String theory is bound to modify these rules. As I said, it seems that string theory wants the $A$ cubic couplings to be high and so on. This has other implications. We're being pushed to some more extreme corners of the parameter space – more extreme according to the previous notion of naturalness – and the counting is a bit different in these corners. In particular, some masses may be rather high while this doesn't imply too big a fine-tuning, and so on.

Non-stringy supersymmetry model builders have often considered subsets of the MSSM parameter space such as the CMSSM (Constrained Minimal Supersymmetric Standard Model) and mSUGRA (minimum supergravity). These are obvious enough choices to reduce the number of soft parameters in the MSSM with broken supersymmetry. However, Baer et al. present evidence that such vacua are actually rather rare. High scale SUSY breaking models are more frequent but only some kinds. You need to read the paper to see the fate of PeV SUSY, minisplit SUSY, spread SUSY, and others.

The stringy counting arguments seem to prefer light enough higgsinos (and the related $m_{\rm weak}$ parameter) in the vicinity of a hundred or hundreds of ${\rm GeV}$. On the other hand, gluinos and other strongly interacting superpartners are said to be out of the LHC reach.

Concerning the Higgs potential which is what breaks the electroweak symmetry, Baer et al. claim that the stringy naturalness pressures push the Universe to "living dangerously". It means that the parameters of these potentials are such that some of the "deadly" features of the potential are relatively nearby.
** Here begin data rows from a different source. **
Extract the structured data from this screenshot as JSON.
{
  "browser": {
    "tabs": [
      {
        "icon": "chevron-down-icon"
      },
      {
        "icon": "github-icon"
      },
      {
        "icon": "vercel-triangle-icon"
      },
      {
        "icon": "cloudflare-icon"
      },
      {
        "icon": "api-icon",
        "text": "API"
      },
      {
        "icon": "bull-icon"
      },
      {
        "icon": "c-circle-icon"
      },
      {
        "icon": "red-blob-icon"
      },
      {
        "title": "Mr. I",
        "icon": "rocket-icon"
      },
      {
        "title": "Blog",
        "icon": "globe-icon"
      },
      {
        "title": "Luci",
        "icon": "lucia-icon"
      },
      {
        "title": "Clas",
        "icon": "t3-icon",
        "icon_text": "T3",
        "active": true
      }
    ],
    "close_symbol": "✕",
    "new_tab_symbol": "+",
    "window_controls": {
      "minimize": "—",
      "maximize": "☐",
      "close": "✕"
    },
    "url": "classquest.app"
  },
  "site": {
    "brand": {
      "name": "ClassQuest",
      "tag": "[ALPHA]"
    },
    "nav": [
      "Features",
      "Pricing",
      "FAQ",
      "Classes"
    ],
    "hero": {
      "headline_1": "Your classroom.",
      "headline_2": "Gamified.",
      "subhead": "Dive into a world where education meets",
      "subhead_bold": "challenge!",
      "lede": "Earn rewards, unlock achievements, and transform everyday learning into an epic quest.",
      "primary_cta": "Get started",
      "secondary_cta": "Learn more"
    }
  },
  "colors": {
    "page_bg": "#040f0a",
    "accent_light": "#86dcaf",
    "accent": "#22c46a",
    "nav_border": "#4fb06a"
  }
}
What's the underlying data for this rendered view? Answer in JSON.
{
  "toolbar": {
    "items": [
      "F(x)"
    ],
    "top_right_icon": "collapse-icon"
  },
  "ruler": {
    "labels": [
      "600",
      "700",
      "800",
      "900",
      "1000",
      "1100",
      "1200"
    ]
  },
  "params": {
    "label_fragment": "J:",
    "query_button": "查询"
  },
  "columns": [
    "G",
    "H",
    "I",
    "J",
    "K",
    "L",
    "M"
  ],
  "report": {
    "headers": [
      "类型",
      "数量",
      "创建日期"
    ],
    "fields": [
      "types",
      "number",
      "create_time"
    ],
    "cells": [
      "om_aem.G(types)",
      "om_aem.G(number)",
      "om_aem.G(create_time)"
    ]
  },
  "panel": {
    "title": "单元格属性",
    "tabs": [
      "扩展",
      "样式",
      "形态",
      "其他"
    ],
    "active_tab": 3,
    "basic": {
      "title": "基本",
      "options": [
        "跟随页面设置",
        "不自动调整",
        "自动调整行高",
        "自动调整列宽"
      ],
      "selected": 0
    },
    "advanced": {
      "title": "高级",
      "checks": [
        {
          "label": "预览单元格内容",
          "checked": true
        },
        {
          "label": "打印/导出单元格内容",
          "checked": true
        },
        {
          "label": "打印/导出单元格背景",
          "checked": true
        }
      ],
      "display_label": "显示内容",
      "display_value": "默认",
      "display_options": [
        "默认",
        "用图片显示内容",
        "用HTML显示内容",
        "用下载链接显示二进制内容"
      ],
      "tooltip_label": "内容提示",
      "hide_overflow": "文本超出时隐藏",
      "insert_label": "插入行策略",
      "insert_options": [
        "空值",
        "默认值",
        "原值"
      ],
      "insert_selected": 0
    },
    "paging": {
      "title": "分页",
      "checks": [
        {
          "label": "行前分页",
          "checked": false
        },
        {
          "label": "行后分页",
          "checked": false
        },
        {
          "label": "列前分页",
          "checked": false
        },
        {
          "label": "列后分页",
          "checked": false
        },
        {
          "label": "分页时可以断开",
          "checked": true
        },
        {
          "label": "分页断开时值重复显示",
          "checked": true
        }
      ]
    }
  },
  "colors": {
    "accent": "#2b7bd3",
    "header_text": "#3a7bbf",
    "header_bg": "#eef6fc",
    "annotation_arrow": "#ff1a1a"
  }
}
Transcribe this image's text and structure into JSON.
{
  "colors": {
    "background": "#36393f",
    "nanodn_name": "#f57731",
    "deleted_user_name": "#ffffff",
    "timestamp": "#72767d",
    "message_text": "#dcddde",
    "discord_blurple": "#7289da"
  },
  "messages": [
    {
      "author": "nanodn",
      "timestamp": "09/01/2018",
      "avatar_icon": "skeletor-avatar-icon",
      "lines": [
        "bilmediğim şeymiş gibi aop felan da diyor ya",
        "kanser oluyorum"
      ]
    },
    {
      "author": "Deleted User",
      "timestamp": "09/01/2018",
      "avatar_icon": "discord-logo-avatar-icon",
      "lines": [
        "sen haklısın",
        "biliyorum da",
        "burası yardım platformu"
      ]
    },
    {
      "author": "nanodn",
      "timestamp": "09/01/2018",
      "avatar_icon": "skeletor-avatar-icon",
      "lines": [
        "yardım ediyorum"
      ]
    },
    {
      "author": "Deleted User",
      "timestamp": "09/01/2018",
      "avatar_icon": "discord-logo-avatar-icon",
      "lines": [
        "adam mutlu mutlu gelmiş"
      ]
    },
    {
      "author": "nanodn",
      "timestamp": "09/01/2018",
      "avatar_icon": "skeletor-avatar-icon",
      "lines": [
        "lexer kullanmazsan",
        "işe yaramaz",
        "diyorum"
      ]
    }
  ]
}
By "deadly" features, I mean potentials that break the electromagnetic $U(1)$; or they break the color $SU(3)$; or that don't break the electroweak symmetry at all; or that produce a pocket universe weak scale of a magnitude that is clearly incompatible with the observed one.

If they can get this preference for the dangerous life, couldn't they also explain by the stringy statistical arguments why the whole electroweak vacuum seems – due to the other minimum of the Higgs potential etc. – to be metastable and almost unstable? That the quadratic terms in the Higgs potential, when reversed back to the Planck scale, seem to be zero – that the Standard Model seems to be "conformal" in the UV? And other coincidences that people have noticed...

At any rate, I find this research inconclusive but very interesting. The reasoning is imperfect but it's still much better than no reasoning or insisting on pure prejudices. And this reasoning indicates that the probability that some new particles such as higgsinos are just "hundreds of ${\rm GeV}$ in mass" and therefore (almost) accessible by the LHC is surely comparable to 50% or higher. The people who claim such a probability to be close to zero are just deluding themselves – they are defending themselves against a totally real possibility that they totally arbitrarily labeled blasphemous.